Privés de d’Etat, les palestiniens se sont vu, quant à eux, reconnaître comme peuple par la communauté internationale lors des accords d’Oslo de 1993, la Syrie et l’Irak se sont confrontées à une impitoyable concurrence entre les deux frères Bâas et ce de 1967 à 2003. Ceux-ci revendiquent avec l’Egypte nassérienne des identités nationales en déphasage avec le panarabisme ne se sont jamais laissé remonter les bretelles par les américains. Reste la Jordanie qui est un Etat fabriqué de toutes pièces. Il est placé au creux en garantissant une existence artificielle.

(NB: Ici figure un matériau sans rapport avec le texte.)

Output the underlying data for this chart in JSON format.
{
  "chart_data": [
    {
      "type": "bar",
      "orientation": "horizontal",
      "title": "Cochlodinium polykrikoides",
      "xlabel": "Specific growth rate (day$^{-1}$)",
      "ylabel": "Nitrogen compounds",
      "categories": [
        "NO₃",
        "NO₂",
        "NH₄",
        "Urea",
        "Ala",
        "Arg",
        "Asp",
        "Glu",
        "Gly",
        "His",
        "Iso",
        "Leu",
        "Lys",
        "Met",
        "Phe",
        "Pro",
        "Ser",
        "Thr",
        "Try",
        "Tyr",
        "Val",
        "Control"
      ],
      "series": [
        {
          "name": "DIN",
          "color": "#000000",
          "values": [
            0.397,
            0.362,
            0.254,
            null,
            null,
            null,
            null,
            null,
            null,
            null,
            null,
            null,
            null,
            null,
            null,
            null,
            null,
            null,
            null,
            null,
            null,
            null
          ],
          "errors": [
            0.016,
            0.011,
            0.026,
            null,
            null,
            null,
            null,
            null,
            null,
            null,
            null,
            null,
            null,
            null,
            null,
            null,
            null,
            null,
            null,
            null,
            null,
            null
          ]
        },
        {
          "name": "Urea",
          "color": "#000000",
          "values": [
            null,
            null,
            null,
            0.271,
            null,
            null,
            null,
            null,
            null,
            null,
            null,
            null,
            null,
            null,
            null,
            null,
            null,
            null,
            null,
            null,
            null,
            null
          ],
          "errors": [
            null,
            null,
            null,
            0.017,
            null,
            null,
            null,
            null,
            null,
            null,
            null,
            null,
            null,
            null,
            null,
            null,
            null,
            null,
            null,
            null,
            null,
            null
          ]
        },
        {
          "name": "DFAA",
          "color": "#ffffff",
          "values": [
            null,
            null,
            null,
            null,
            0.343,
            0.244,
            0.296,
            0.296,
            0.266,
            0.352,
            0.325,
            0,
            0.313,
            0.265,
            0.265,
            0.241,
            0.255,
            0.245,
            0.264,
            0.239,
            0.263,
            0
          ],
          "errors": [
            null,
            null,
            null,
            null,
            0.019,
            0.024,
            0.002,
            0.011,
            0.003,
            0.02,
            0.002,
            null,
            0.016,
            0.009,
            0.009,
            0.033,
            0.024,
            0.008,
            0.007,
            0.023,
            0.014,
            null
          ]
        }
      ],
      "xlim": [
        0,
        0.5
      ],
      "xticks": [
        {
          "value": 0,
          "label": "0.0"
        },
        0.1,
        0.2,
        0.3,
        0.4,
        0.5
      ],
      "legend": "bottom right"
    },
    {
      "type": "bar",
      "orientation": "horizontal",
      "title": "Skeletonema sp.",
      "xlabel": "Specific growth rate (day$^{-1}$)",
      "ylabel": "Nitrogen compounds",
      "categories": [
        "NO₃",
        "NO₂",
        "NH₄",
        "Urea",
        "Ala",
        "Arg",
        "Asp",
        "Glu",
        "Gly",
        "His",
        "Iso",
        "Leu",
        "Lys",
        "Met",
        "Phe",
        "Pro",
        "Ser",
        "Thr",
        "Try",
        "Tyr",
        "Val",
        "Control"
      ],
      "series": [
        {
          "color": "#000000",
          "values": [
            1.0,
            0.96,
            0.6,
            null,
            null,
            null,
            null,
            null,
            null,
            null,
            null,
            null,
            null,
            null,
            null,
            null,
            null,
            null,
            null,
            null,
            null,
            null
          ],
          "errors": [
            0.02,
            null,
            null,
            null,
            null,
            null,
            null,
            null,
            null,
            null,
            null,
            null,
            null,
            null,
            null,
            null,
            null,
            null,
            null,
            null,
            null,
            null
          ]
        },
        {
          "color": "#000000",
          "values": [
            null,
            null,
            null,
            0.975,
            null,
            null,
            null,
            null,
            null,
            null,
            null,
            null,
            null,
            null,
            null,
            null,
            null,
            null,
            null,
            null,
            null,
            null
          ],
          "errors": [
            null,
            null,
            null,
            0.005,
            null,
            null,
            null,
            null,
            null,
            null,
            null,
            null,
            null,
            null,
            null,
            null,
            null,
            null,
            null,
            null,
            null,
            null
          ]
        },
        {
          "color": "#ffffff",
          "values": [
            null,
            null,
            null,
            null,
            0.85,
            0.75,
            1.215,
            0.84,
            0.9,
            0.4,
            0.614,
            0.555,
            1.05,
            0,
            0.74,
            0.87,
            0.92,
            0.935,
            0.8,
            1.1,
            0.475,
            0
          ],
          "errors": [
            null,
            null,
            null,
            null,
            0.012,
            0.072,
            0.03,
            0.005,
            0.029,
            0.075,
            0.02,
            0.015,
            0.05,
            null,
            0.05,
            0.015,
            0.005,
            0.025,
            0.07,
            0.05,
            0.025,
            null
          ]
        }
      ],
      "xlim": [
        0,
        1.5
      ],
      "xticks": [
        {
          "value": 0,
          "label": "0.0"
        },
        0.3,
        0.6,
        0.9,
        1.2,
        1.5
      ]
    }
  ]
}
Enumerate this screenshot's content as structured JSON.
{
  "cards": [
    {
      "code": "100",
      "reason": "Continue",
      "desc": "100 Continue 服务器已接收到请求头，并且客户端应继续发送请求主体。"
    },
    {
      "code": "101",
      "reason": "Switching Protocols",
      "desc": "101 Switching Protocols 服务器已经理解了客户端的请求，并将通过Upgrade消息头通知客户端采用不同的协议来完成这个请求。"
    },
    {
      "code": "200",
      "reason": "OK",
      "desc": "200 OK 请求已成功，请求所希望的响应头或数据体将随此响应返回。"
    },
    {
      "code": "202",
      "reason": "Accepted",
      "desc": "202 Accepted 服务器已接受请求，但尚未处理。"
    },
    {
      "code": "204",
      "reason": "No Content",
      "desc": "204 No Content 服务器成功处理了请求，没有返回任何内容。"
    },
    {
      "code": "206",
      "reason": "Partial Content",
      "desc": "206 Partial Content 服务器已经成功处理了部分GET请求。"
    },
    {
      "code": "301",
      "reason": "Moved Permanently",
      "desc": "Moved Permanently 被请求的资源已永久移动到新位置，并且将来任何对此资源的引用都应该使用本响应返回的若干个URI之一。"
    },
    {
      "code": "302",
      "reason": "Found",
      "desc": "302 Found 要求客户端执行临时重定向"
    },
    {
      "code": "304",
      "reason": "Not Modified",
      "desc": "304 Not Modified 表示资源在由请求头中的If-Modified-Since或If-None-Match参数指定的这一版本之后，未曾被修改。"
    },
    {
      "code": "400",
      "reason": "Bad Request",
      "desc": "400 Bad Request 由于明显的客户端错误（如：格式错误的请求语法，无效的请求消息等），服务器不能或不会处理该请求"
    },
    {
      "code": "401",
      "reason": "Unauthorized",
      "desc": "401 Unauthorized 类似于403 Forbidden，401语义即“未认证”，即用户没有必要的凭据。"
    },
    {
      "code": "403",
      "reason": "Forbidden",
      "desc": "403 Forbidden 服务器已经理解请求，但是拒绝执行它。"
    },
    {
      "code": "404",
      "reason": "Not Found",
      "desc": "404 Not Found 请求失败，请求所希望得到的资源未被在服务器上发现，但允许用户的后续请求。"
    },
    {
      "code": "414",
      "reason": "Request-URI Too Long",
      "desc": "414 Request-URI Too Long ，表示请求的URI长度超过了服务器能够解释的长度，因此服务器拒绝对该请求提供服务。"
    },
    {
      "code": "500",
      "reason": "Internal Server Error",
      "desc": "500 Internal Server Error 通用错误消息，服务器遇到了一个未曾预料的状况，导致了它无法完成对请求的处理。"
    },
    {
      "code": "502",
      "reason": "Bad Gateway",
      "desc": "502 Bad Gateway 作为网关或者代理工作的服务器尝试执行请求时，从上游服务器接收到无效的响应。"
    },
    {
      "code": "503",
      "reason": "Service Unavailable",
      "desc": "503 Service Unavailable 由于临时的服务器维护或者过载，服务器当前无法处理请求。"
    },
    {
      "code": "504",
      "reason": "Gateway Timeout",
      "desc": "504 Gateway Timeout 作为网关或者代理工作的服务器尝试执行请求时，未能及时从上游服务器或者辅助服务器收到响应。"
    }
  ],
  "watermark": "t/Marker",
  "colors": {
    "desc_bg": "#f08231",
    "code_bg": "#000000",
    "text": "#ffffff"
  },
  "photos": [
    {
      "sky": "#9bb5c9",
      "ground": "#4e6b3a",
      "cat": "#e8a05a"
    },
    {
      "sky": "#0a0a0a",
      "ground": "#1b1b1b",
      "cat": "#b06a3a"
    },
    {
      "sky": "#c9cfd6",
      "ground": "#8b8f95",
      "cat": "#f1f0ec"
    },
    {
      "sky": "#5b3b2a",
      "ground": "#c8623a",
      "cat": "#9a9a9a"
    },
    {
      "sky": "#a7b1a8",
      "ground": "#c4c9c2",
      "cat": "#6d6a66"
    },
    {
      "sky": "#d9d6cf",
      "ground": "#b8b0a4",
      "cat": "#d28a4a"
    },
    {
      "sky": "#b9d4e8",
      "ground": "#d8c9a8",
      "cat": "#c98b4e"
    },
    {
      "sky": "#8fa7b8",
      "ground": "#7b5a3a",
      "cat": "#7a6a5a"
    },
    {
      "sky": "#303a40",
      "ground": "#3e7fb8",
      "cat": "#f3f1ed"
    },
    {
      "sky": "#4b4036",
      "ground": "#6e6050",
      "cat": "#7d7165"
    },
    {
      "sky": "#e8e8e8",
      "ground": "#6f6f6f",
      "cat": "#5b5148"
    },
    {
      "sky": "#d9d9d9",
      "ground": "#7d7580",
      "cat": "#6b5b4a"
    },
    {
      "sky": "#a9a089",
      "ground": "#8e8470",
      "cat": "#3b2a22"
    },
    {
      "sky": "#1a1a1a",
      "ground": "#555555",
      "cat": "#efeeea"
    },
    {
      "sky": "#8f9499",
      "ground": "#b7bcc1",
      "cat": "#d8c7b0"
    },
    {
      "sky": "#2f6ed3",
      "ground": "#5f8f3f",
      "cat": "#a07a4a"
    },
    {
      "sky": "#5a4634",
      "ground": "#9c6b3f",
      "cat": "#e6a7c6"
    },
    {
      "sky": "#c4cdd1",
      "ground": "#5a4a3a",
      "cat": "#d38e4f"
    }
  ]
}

Comment peut-on donc «confessionaliser» ces pays-là? Cela est d’autant plus improbable que même les mouvances islamistes ont épousé les contours de ces Etats (l’Egypte des frères musulmans). Autant dire, chaque Etat a un mouvement qui lui est propre (l’internationale islamiste n’a été mise en avant que par Ben Laden).
Si l’instrumentalisation des dictatures contre les démocraties prosoviétiques a façonné la vision américaine au temps de l’anticommunisme et a eu des résultats concrets (Ronald Reagan a eu recours à une stratégie d’endiguement de l’U.R.S.S se basant sur la doctrine d’Eisenhower : essayer de priver Moscou de ses soutiens régionaux stratégiques et l’empêcher de s’étendre en Eurasie et au Golfe persique), jouer avec «le confessionnalisme» est trop risqué car il peut créer un chaos plus déstabilisateur que celui que vit toute la région actuellement.